Everything, Everywhere All At Once

"Explain it all to me - NOW"

We just watched Everyone, Everywhere, All at Once and I was struck because it seemed to illuminate the parent/adolescent relationship.  This will be a spoiler for the movie and may not make sense unless you have seen it, because although I try to be non-specific, you do get the story arc. So, before reading further I suggest seeing it. I really enjoyed the movie and it is relevant to the work we do here at Plan P and for parents everywhere.

From where I sit the movie is about the experience of a mother and teenage daughter working through the change in their relationship as the teen moves from a dependent child to a responsible adult.

 

As is frequently the case with teen/young adults whose brains are developing, the daughter has a fractured mind, and existential angst which leads to every parent’s worst nightmare-the child moving towards obliterating everything.  As is also often the case during these transitional years, the blame could easily be placed on the parents for pushing her. They want their child to achieve immediate goals beyond her natural capacity. The young adult child could, as happens, have the outward appearance of not feeling heard, seen or understood by a parent who is harried with other concerns.

 

The parents in the movie are distracted by a lot of real issues in their lives; aging parents, work, and taxes, in addition to having struggles within their own relationship.  These parents of a teen/young adult have much in common with perhaps the majority of parents of teens; we have issues at work, responsibilities at home, and other people (in the movie, Grandpa)who we also need to attend to. Additionally, we have been tending to our children’s needs for many years, we are accustomed to this role in our children’s lives, and sometimes that has meant less attention paid to our partners.

Then something jolts us into recognizing that we need to change our strategy, our relationship, with our beloved child. Our child, who is no longer an actual child. Our adult children are no longer in our orbit. They are getting information and experience outside of our control.  That can be a challenging experience for parents.

In the movie, the mother’s greatest strength is that she is not perfect.  In fact, it is all her failures that give her the advantage needed to gain her daughter’s trust! All the “perfect parents” do not have the same connections, or in my reading, depth of character, to reach the daughter. This mother does.

I love that it shows that our mistakes, failures and missteps can be our greatest assets because they allow us to connect with others.  I find this to be true in my life, I don’t connect with people who are showing me their perfect side because I feel less-than or judged.  Whereas, when someone lets me see their flaws, I feel let in, I feel allowed to be flawed as well.

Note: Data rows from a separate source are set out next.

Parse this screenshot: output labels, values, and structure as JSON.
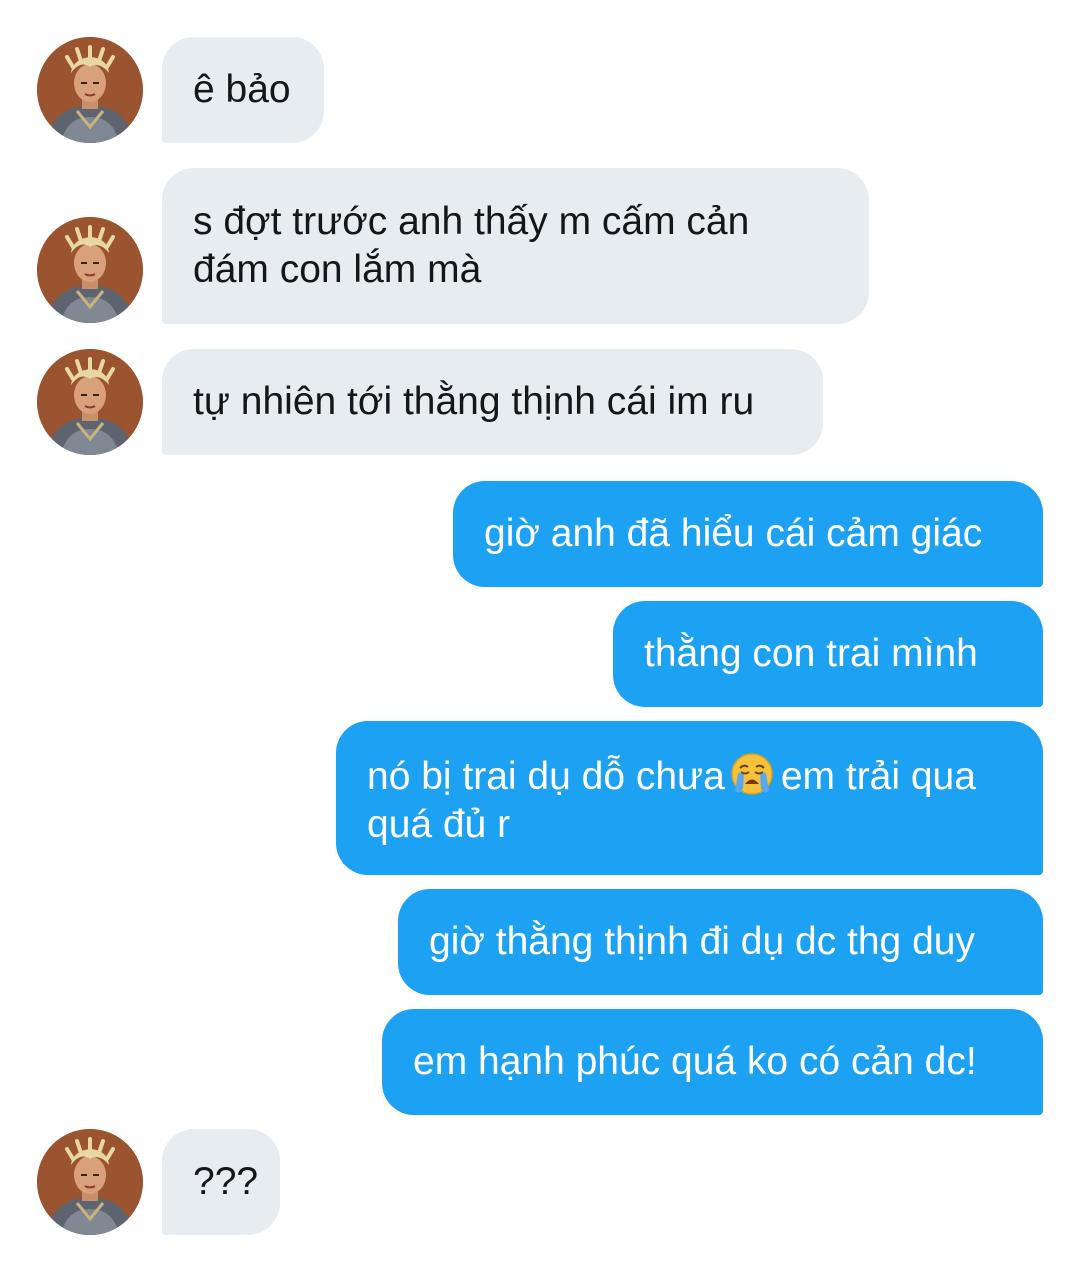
{
  "colors": {
    "incoming_bubble": "#e6ecf0",
    "outgoing_bubble": "#1da1f2",
    "incoming_text": "#14171a",
    "outgoing_text": "#ffffff"
  },
  "messages": [
    {
      "direction": "incoming",
      "text": "ê bảo"
    },
    {
      "direction": "incoming",
      "text": "s đợt trước anh thấy m cấm cản đám con lắm mà"
    },
    {
      "direction": "incoming",
      "text": "tự nhiên tới thằng thịnh cái im ru"
    },
    {
      "direction": "outgoing",
      "text": "giờ anh đã hiểu cái cảm giác"
    },
    {
      "direction": "outgoing",
      "text": "thằng con trai mình"
    },
    {
      "direction": "outgoing",
      "text_before_emoji": "nó bị trai dụ dỗ chưa",
      "emoji": "loudly-crying-face-icon",
      "text_after_emoji": "em trải qua quá đủ r"
    },
    {
      "direction": "outgoing",
      "text": "giờ thằng thịnh đi dụ dc thg duy"
    },
    {
      "direction": "outgoing",
      "text": "em hạnh phúc quá ko có cản dc!"
    },
    {
      "direction": "incoming",
      "text": "???"
    }
  ]
}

This imperfect mother is also a critical parent. And here I’d like to point out that the critical parent is actually showing love. While it is hard for the daughter to receive as love, it is the mother’s way of saying “I see you and all your flaws and still love you.”  While the teen understands this it is still hard to feel it as love, especially as an angst filled young adult. I love how it is recieved at the end of the movie when the mother criticizes her daughter’s girlfriend’s hair.  This is the mother’s acknowledgement that she cares about this person, who is important to her daughter,  too. 

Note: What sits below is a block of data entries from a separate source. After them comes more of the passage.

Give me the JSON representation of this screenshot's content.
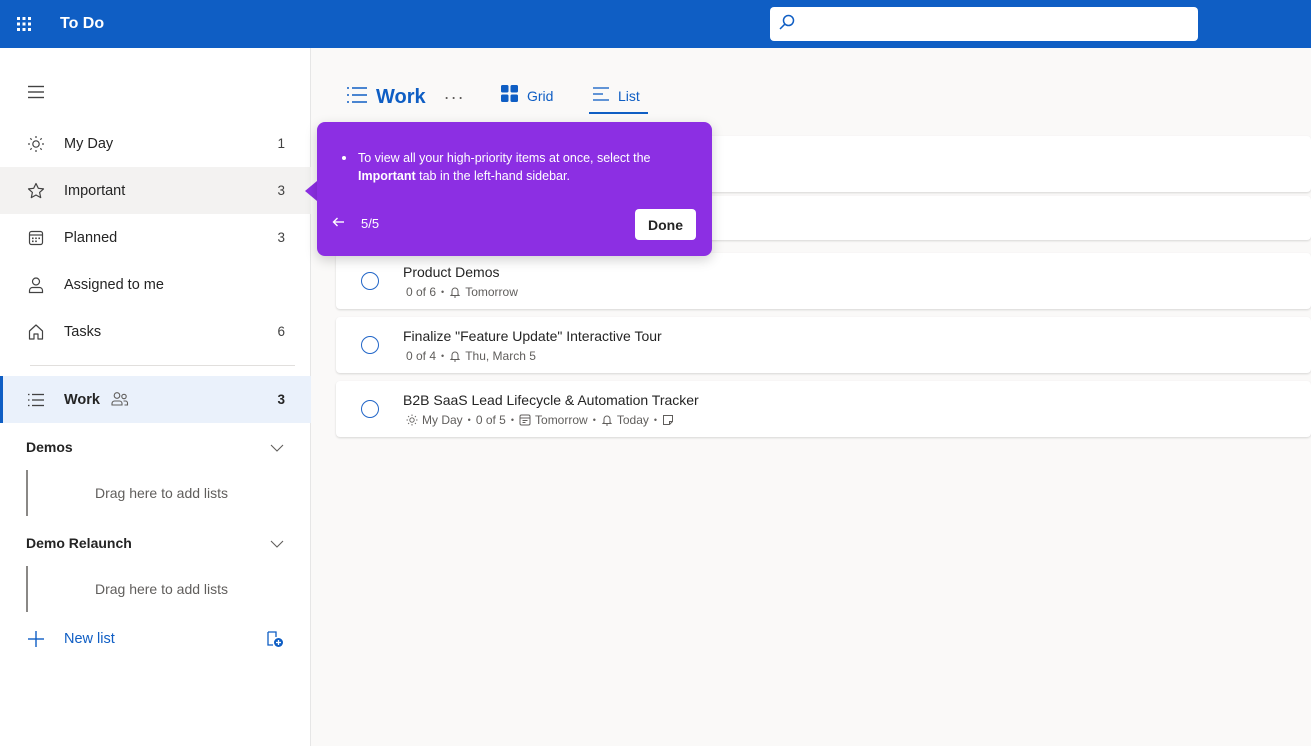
{
  "app": {
    "title": "To Do"
  },
  "search": {
    "placeholder": ""
  },
  "sidebar": {
    "items": [
      {
        "label": "My Day",
        "count": "1",
        "icon": "sun-icon"
      },
      {
        "label": "Important",
        "count": "3",
        "icon": "star-icon"
      },
      {
        "label": "Planned",
        "count": "3",
        "icon": "calendar-icon"
      },
      {
        "label": "Assigned to me",
        "count": "",
        "icon": "person-icon"
      },
      {
        "label": "Tasks",
        "count": "6",
        "icon": "home-icon"
      }
    ],
    "lists": [
      {
        "label": "Work",
        "count": "3",
        "icon": "list-icon",
        "shared_icon": "people-icon"
      }
    ],
    "groups": [
      {
        "label": "Demos",
        "drop_text": "Drag here to add lists"
      },
      {
        "label": "Demo Relaunch",
        "drop_text": "Drag here to add lists"
      }
    ],
    "new_list_label": "New list"
  },
  "main": {
    "title": "Work",
    "more": "···",
    "view_tabs": [
      {
        "label": "Grid",
        "active": false
      },
      {
        "label": "List",
        "active": true
      }
    ],
    "tasks": [
      {
        "title": "Product Demos",
        "meta": [
          {
            "text": "0 of 6"
          },
          {
            "icon": "bell-icon",
            "text": "Tomorrow"
          }
        ]
      },
      {
        "title": "Finalize \"Feature Update\" Interactive Tour",
        "meta": [
          {
            "text": "0 of 4"
          },
          {
            "icon": "bell-icon",
            "text": "Thu, March 5"
          }
        ]
      },
      {
        "title": "B2B SaaS Lead Lifecycle & Automation Tracker",
        "meta": [
          {
            "icon": "sun-icon",
            "text": "My Day"
          },
          {
            "text": "0 of 5"
          },
          {
            "icon": "calendar-icon",
            "text": "Tomorrow"
          },
          {
            "icon": "bell-icon",
            "text": "Today"
          },
          {
            "icon": "note-icon",
            "text": ""
          }
        ]
      }
    ]
  },
  "tooltip": {
    "text_before": "To view all your high-priority items at once, select the ",
    "text_bold": "Important",
    "text_after": " tab in the left-hand sidebar.",
    "step": "5/5",
    "done_label": "Done"
  },
  "colors": {
    "brand": "#0f5ec4",
    "tooltip": "#8c2fe3",
    "selected_bg": "#eaf1fb"
  }
}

The film also demonstrates that the dis-function in a family is inter-generational.  The mother’s relationship with Grandpa is not simple; from his letting the mother leave when she was a young girl to his willingness to do the ultimate damage in order to set things right, his choices have had impact on his own daughter. His actions seem to me to be based on an outward focus, his wants above all else to keep his standing in the community. There are moments throughout when you can see the effects of this trickling down through the generations.

Again, this “failed” mother is able to move beyond her father’s direction, and to listen to her own heart.  She sees through her connection and attention paid to her husband, that love and kindness are the ways to reach her daughter.  It is she who changes the rules of engagement, in order to move closer.  She is willing to follow her daughter to the edge, without expectation, but simply because she loves her.

Ultimately, it is love that is the connection that both brings them to the edge and pulls them back from it.